From a football standpoint, the book on Foles is this (we think): He performs poorly under pressure (64.2 passer rating), has outstanding success on run-pass option plays (93.8 comp. pct.) and only recently found his deep ball (158.3 rating last week; 7.5 rating entering the title game). In New England, Foles faces a steadily improving pass rush and a secondary that no longer gives up the big plays it did during the season's first quarter. Still, Foles is the ultimate wild card; there's no telling how Foles will react to the big stage against a team that has had two weeks to game-plan for him. His teammates believe in him, but it's fair to wonder: Will we see the flea-flicking gunslinger or the tepid journeyman?

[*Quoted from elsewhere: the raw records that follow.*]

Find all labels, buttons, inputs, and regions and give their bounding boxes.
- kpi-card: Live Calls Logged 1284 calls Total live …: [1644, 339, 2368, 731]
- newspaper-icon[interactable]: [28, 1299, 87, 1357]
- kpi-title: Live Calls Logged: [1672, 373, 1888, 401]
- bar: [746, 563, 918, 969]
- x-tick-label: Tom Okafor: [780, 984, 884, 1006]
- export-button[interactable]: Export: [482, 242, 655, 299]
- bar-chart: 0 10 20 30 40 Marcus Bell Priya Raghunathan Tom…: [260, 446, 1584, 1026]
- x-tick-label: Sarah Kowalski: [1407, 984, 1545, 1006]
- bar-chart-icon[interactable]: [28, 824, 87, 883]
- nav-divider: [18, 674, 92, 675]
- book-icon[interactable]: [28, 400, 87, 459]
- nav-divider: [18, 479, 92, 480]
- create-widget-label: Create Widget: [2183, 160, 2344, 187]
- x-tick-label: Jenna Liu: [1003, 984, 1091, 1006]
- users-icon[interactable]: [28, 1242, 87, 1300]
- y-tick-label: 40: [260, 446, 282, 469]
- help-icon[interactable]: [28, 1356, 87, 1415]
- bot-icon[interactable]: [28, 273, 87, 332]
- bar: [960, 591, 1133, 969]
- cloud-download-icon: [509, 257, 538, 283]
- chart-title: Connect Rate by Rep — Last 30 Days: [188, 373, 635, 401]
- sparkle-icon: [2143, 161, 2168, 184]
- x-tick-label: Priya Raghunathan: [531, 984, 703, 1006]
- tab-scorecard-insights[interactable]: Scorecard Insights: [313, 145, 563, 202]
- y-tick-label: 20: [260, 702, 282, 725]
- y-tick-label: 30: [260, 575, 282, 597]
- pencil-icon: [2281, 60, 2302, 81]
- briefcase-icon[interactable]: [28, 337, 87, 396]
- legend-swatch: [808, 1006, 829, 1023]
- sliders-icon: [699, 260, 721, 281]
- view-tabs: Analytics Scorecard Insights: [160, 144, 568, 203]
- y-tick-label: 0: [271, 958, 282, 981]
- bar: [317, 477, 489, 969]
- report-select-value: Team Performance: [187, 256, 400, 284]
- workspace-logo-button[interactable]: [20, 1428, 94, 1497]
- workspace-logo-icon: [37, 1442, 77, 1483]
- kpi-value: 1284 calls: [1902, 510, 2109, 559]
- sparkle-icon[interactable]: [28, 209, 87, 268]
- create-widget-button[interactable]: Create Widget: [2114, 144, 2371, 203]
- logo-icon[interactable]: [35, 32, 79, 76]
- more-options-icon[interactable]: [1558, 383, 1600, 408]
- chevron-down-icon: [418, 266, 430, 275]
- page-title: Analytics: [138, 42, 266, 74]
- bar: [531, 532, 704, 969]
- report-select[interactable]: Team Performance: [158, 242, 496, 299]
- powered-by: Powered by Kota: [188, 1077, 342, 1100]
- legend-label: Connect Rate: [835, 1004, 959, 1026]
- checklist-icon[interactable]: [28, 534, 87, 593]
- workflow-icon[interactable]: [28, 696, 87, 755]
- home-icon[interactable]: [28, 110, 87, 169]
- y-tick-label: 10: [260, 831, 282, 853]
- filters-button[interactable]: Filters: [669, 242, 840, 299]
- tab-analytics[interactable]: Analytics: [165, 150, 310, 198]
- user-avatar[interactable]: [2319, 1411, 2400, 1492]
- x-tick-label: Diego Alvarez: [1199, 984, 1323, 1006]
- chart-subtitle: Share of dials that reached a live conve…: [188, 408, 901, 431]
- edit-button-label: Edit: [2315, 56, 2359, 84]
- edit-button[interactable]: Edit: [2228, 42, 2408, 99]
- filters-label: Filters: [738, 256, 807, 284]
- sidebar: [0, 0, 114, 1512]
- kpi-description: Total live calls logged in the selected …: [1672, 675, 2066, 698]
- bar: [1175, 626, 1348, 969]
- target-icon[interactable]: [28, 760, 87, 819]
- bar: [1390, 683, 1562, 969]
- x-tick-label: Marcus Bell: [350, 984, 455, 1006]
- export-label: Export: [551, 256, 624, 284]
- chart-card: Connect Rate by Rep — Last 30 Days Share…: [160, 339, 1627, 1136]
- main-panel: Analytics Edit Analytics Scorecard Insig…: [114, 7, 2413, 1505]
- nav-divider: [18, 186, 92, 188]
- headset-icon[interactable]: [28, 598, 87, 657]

Dion Lewis, RB, Patriots: This is a quasi-revenge game for the former Eagles back. Drafted in 2011 by Philadelphia and jobless by 2014, the undersized and underappreciated Lewis found a home in New England, where he has developed into a top-10 back. His special combination of elusiveness, speed and YAC-ability made him the Patriots' go-to back in a deep stable of runners down the stretch; his game-clinching third-down conversion against Jacksonville was a picture-perfect look at what makes "The Weapon" special.
Last year, James White got the glory -- and 20 touches -- during New England's comeback attempt. This year, with LeGarrette Blount now on the opposing sideline, the onus will be on Lewis to pick up five yards a touch (his league-leading average in 2017), keep the pressure off Brady and keep New England out of a multi-score hole. Set to be a free agent after 2017, Lewis can prove his worth to New England, the league and his former team in one fell swoop.
It's too easy, and even incorrect, to say this crucial clash will be determined by Philly's front seven versus New England's offensive line. "But that's how you beat Brady! Knock him on his ass! The Giants and Broncos did it!" Shut your face, figment of my imagination. No QB has been better than Brady under pressure this season (95.5 passer rating, per PFF), and Tommy Boy has finished in the top five in passer rating under pressure in the past three seasons.
In a QB-driven league, where so much of a team's fortunes in-season and in-game rely on the split-second instincts of one individual, New England holds the ultimate trump card in Brady, a smoothie-sucking cyborg who can overcome any game situation, whether he is up by one score at halftime or down 25 points with 18 minutes to play.
It sounds cliche, but Brady, Belichick and the Patriots will win their sixth title because they have been here before, more often than any QB-coach pairing in NFL history. Their in-game awareness and ability to adapt mid-game or -drive is unparalleled and lethal. Against this dynasty, all teams have been, are and will be underdogs. The Eagles, regardless of how they feel, are no different.